Healthcare and medical electronics is another area where sensor fusion from accelerometers and gyroscopes is enabling exciting new systems. Advances in the miniaturisation and power consumption of MEMS sensor devices and microcontrollers are enabling wearable sensor systems that can be used in a variety of medical environments. For example, body-worn systems which monitor the movement of limbs can be helpful for physiotherapy, to ensure exercises are being done correctly. Wearable activity trackers, already popular in the consumer wellness market, may in the future have their data fused with data from wearable heart rate monitors, temperature sensors, etc. as part of telehealth services or remote monitoring of patient conditions. Uploading and analysing this data in the cloud means it can be accessed and reviewed by doctors at any time. Intelligent sensor fusion of vital signs data gathered by body-worn sensors can even make it possible for electronic systems to diagnose common diseases without seeing doctors at all.
Behind these new sensor fusion applications are many, many innovations in both hardware and software.
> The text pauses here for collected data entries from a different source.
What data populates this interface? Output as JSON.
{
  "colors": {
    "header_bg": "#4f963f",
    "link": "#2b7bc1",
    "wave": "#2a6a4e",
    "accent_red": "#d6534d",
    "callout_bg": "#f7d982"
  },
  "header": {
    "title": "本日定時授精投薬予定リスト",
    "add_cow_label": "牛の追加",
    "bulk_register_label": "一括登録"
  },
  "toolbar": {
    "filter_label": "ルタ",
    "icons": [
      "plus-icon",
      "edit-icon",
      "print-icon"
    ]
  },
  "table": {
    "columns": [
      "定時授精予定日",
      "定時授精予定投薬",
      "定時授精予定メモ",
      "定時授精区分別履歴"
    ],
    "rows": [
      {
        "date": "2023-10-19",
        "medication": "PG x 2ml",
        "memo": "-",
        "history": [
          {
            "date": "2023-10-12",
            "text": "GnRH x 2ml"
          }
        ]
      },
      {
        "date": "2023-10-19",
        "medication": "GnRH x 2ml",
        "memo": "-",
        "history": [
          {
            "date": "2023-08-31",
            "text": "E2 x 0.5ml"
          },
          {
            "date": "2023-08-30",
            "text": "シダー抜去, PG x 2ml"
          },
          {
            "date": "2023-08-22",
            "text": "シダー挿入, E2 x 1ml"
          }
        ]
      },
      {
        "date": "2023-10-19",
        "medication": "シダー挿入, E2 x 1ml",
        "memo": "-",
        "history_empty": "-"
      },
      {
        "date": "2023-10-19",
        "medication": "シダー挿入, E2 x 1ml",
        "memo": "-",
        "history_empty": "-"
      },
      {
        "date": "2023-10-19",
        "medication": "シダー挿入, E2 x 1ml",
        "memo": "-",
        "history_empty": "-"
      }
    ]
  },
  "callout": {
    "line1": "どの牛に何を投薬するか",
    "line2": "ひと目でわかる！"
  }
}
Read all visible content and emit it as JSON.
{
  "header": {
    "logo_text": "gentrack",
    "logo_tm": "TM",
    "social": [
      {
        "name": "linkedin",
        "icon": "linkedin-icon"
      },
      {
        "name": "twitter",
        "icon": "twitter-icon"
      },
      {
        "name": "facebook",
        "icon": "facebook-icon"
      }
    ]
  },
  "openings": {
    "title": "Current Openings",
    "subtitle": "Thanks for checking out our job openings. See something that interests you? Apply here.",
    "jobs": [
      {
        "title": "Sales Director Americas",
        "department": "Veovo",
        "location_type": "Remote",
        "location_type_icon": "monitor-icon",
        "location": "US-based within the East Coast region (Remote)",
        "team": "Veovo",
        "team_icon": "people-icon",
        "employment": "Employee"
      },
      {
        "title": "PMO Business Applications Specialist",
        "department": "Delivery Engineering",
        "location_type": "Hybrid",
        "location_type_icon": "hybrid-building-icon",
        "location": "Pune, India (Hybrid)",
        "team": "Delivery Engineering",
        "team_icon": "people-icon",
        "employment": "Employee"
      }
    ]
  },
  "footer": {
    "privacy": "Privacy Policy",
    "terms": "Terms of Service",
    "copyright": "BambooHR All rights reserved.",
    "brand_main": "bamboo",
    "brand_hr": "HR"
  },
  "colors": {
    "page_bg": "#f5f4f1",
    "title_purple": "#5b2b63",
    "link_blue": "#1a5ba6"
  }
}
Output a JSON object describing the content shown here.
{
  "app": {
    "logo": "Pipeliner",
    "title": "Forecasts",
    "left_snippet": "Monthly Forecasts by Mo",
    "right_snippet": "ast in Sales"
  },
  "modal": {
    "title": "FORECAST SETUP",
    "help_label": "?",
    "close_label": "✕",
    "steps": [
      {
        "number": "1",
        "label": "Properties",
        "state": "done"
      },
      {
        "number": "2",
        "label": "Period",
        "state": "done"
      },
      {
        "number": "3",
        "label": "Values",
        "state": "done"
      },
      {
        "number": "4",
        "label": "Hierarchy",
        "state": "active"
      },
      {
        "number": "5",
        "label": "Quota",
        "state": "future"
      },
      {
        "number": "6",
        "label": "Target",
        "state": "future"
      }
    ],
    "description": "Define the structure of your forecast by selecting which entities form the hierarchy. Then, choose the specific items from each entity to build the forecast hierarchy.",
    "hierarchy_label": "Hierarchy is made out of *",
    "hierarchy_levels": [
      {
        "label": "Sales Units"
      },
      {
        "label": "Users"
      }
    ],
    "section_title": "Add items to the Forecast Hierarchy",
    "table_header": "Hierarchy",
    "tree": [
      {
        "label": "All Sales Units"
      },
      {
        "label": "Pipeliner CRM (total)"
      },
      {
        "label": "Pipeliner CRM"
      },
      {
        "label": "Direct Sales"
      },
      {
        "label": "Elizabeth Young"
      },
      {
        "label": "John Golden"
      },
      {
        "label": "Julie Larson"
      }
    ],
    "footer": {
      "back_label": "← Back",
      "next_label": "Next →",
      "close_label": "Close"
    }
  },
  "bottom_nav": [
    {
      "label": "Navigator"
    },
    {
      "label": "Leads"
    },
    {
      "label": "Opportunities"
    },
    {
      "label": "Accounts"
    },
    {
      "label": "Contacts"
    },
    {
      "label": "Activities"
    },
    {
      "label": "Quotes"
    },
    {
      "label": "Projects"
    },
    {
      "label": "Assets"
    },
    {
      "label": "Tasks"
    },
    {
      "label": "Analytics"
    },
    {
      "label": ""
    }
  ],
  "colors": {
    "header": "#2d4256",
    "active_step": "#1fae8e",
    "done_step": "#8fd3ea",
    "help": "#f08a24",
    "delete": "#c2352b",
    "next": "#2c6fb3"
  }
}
On the hardware side, MEMS sensors can be integrated together in any number of different combinations, into tiny, power-efficient packages. MEMS have also vastly reduced in price in recent years due to miniaturisation and new automatic calibration techniques, while their limitations in terms of accuracy have been offset with advanced sensor fusion techniques. These innovations are set to bring sensor fusion to more varied applications than ever before.
Using other technology advances such as digital signal processing, huge amounts of data can now be fused very quickly to allow a system response to be provided in real time, while wireless internet access provides sensor systems with access to huge computing power in the cloud. The eventual aim is to emulate with electronics the ultimate in sensor fusion hardware - the human body - which uses the brain as a processor to fuse data from the nervous system, visual systems and other sensory inputs to allow people to perform incredibly complex tasks.